My sister called me tonight to remind me that we are under a winter storm warning, the first of the season. We’ve had a couple of inches of snow before this, but it all melted.  Now it’s snowing and blowing big time.  It’s gorgeous; big flakes, all sparkly and fluffy, whirling here and there, piling up.  We’re supposed to get six inches with wind.

But, luckily, yesterday and the day before were on the weekend and David was home.  So the two of us got busy and did a lot of our pre-winter winter getting ready stuff.  Friday he hauled 100 square bales of hay with the help of our good friend Jim Bonnette.  And they stacked and tarped them nicely.  We also cut firewood.

Saturday, we backed the pickup to the pile and started splitting wood.  We split a load, then David drives it around back of the house, backs up to the walk-out of the basement, then tosses the wood up onto the porch, to me, and I throw it in a pile next to the house logs.  Of course, the floor and logs are protected by old sheets of plywood and OSB.

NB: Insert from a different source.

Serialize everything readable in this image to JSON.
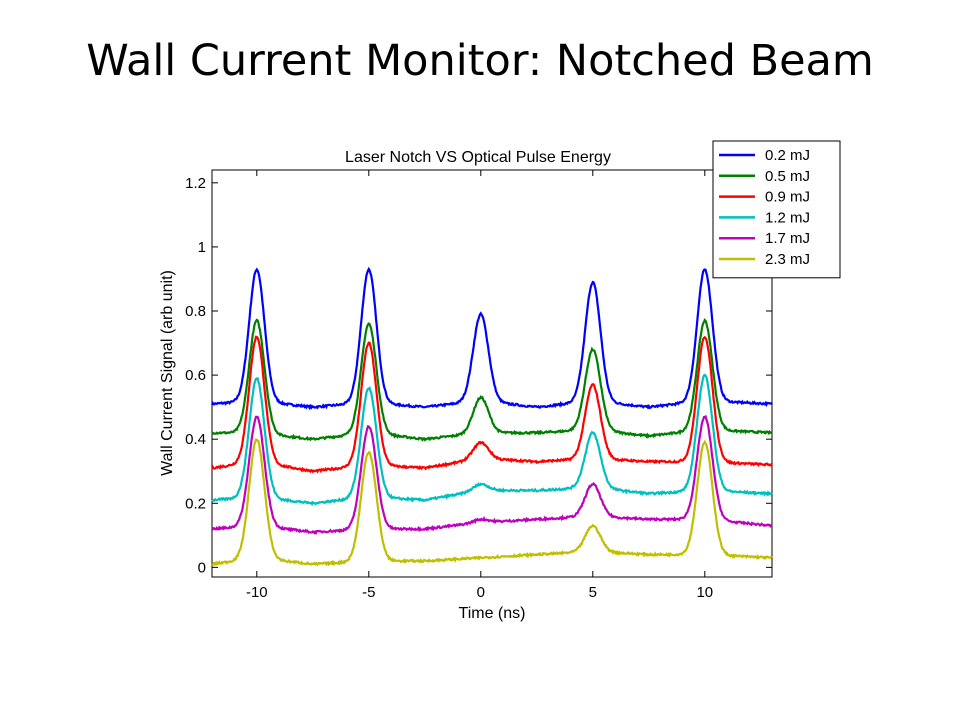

A wood pile is a wonderful thing!

We did that most of yesterday, watching the pile grow.  Then toward dark, we grabbed some steel T posts and went to pound posts in the new pheasant pen and where the donkey corral will be enlarged to twice its present size.  I’d been putting it off, but the temperatures have suddenly dropped drastically.  Like the HIGH for the next week will be something like 9 degrees.  You don’t want to know what the LOW is going to be!  That equals FROST in the ground.  And when that happens it is nearly impossible to pound steel posts.

Oops.  We waited a couple days too long.  It was a brutal job.  We got seven in and both of us ran out of steam.  David is fighting a long lasting cold and just ran out of energy.  We quit and tonight in the snow, finished the last two posts.  Luckily, we found a grassy spot where they pounded down fairly well.  Except the rocks they hit.  Oh well, it’s done.

So by flashlight, we gathered tools we might lose in the snow (like for all winter), picked up coiled garden hoses and went in the house with snow swirling around us.  Four inches, already.

I went out onto the porch and grabbed an armload of our split firewood, all nice and dry.  After poking up the fire,I added a couple of sticks and watched it catch.  Oh, how nice it is that we got that wood up!